IzpB: Israel Cover

28.5.2018 | Von:
Maximilian Felsch

Die Beziehungen zwischen Israelis und Palästinensern

Gazakriege

Unterdessen intensivierte die Hamas ihre Gewaltaktionen mit regelmäßigem Raketenbeschuss und provozierte das israelische Militär zu massiven Vergeltungsschlägen. Ende 2008 führte dies zu einer militärischen Großoffensive Israels mit dem Ziel, die Hamas zu zerstören. Die intensiven Luftschläge Israels zerstörten aber nicht die Hamas, sondern die Infrastruktur Gazas und lösten im dichtbesiedelten und abgeriegelten Gazastreifen eine humanitäre Katastrophe aus. Ähnlich dramatisch war der Gazakrieg vom Sommer 2014, als Israel, nach massivem Raketenbeschuss durch die Hamas, erneut versuchte, die islamistische Bewegung militärisch zu schwächen. Wieder konnte die Hamas die Angriffe überstehen; Leidtragende war wie schon 2008 die Zivilbevölkerung.

Nach Ansicht der meisten Nahostexperten wird eine friedliche Konfliktbeilegung ohne die Einbeziehung der Hamas nicht möglich sein. Doch Israel sieht die Hamas trotz ihres Wahlerfolgs von 2006 nicht als legitime Vertreterin des palästinensischen Volkes, sondern als Terrororganisation. Bevor die Hamas Israels Existenzrecht nicht anerkennt und der Gewalt abschwört – so die israelische Sicht – seien Verhandlungen nicht möglich. Hamas-Führer argumentieren, dass eine Anerkennung Israels bestenfalls das Ergebnis, nicht aber Vorbedingung von Verhandlungen sein könne. An die Osloer Verträge, die die PLO im Namen aller Palästinenser ausgehandelt hatte, fühlt sich die Hamas, die erst 1988 gegründet wurde, nicht gebunden.

Neue Formen der Gewalt

Seit Oktober 2015 erlebt Israel eine neuartige Form von palästinensischer Gewalt, die nicht von politischen Parteien, sondern von Einzeltätern ausgeht. Wahllos wurden Menschen auf öffentlichen Plätzen mit Messern angegriffen oder Autos in Menschenmengen gefahren – immer mit der Absicht, so viele Israelis wie möglich zu verletzen oder gar zu töten. Hunderte Israelis sind bereits Opfer dieser Gewaltwelle geworden. Anlass für ein erneutes Auflodern der Gewalt war Israels Entscheidung, nach einem tödlichen Anschlag auf zwei israelische Polizisten vor einem Zugang zum Tempelberg die Zugänge mit Metalldetektoren zu kontrollieren. Dies wurde als Versuch gewertet, Palästinensern den Zutritt zur al-Aqsa-Moschee einzuschränken.

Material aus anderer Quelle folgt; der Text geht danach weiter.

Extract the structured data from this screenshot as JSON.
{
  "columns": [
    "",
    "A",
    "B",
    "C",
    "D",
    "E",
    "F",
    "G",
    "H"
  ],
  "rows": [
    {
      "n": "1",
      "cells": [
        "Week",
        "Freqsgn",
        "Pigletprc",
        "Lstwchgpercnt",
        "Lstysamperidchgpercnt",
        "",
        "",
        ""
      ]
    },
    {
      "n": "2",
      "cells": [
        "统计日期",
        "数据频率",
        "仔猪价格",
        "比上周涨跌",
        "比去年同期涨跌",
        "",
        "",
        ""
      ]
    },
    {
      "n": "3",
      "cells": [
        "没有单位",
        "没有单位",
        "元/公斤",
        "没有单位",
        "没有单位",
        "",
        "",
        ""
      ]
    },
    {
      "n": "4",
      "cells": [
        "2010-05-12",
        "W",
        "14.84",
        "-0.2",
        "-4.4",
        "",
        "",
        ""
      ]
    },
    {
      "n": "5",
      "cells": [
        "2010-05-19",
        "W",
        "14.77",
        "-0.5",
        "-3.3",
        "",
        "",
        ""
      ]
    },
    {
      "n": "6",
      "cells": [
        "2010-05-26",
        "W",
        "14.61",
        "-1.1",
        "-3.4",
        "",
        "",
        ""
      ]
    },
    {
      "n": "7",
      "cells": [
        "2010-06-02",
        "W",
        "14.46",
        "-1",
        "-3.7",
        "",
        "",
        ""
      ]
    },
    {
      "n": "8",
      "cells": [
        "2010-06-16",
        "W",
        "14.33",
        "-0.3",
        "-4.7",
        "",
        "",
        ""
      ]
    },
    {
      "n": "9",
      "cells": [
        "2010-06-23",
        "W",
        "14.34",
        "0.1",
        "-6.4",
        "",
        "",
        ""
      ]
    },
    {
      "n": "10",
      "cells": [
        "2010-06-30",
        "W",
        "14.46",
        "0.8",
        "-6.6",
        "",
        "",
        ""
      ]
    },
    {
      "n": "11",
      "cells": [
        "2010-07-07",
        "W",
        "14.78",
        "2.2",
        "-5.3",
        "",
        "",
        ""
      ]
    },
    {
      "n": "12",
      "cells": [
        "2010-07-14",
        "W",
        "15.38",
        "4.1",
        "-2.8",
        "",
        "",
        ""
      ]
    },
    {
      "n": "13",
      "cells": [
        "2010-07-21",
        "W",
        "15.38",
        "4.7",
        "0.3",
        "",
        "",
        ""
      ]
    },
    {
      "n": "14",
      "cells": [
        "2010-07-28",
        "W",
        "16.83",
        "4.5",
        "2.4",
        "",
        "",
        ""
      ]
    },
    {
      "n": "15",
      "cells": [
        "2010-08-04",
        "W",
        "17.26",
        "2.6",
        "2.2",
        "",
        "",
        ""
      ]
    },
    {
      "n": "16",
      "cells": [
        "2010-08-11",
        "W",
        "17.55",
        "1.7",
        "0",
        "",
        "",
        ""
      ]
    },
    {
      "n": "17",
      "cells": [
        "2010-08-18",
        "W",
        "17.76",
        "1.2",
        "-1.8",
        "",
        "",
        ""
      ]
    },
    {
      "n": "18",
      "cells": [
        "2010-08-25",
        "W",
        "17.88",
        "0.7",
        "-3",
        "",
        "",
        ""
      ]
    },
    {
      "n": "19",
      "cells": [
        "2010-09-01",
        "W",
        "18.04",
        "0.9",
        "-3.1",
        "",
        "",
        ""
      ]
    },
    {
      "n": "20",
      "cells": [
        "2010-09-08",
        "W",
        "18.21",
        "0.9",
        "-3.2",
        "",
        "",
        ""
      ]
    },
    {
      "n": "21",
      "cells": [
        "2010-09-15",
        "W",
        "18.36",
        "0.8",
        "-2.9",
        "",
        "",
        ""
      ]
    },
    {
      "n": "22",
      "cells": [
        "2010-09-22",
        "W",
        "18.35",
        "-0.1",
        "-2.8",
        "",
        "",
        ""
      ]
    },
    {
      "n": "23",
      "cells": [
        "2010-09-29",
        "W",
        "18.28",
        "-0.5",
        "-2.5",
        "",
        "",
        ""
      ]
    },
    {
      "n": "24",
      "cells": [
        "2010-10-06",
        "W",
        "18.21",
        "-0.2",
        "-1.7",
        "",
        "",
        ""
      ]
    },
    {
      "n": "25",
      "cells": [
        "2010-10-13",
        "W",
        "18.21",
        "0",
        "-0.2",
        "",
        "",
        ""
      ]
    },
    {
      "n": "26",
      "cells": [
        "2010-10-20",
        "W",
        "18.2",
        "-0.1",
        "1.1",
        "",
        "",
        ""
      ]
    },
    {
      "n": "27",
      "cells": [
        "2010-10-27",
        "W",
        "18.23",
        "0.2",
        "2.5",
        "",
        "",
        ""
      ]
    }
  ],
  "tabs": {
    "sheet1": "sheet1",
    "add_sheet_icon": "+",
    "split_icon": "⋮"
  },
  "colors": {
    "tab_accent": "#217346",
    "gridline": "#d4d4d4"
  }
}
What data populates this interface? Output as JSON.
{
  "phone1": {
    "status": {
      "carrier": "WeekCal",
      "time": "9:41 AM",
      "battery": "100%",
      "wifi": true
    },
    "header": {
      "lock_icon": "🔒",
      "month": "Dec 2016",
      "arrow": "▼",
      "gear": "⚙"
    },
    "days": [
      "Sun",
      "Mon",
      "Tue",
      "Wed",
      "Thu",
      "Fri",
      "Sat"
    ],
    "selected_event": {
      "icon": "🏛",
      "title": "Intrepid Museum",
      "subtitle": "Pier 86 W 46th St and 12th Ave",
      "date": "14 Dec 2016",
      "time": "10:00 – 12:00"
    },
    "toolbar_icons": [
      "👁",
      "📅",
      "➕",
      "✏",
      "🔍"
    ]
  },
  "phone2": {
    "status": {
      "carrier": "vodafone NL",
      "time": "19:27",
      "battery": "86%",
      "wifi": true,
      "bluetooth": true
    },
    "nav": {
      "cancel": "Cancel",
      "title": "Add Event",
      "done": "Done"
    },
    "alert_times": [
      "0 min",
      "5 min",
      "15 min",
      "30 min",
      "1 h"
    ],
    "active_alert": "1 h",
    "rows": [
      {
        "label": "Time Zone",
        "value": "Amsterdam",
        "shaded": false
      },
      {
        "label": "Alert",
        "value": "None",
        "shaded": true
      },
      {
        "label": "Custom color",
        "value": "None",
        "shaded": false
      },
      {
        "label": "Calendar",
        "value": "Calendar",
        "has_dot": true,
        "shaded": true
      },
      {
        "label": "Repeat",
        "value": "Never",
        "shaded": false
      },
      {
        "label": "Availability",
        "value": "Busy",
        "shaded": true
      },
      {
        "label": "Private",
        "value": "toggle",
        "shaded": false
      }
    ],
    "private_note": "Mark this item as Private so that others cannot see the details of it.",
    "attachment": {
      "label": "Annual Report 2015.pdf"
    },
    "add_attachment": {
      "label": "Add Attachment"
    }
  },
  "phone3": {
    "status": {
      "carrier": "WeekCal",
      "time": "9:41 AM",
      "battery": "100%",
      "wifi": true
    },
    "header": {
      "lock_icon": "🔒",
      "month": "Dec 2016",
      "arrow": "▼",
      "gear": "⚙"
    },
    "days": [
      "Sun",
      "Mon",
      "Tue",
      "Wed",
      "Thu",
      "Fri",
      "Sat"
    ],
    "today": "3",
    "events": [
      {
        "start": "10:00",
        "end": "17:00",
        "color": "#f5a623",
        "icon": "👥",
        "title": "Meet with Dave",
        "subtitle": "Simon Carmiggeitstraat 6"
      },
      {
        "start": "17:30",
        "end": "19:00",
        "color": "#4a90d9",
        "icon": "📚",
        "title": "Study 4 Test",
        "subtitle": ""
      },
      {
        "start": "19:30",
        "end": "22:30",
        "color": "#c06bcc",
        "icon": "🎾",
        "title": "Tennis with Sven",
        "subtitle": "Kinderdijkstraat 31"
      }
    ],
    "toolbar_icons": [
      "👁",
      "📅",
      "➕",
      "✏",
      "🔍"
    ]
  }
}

Laut Umfragen unterstützen fast zwei Drittel aller Palästinenser die Gewaltausübung. Der zum Stillstand gekommene Friedensprozess, eine chronische Wirtschaftsflaute, der Legitimationsverlust der PA wegen ausufernder Korruption und ausbleibenden Wahlen, die anhaltende politische Spaltung zwischen PLO und Hamas und die stetig anwachsenden jüdischen Siedlungen haben zur Radikalisierung vieler Palästinenser beigetragen. Israel reagiert auch auf die neuen Gewalttaten mit Härte. Häuser von Attentätern werden zerstört und Stadtviertel, aus denen Attentäter stammten, werden abgeriegelt und mit Ausgangssperren belegt. Diese Kollektivstrafen sollen der Abschreckung dienen, fördern aber aus Sicht vieler Beobachter eher die Wut auf Israel.

Am 30. März 2018 formierte sich eine Protestbewegung im Gazastreifen, um die Forderungen nach dem Rückkehrrecht der dort lebenden Flüchtlinge und ihrer Nachkommen nach Israel zu untermauern. Dieser sogenannte Marsch der Rückkehr bestand aus verschiedenen Protestveranstaltungen an der Grenze zu Israel mit zum Teil Zehntausenden Teilnehmern und sollte bis zum 15. Mai, dem Tag der Nakba, andauern. Die im Gazastreifen herrschende Hamas begrüßte die Proteste. Obwohl ursprünglich als friedlicher zivilgesellschaftlicher Protest gedacht, nutzten radikale Kräfte die Demonstrationszüge für Angriffe auf israelische Soldaten sowie die Grenzanlage. Daraufhin setzten israelische Soldaten Tränengas ein und schossen auf Randalierer und Anstifter.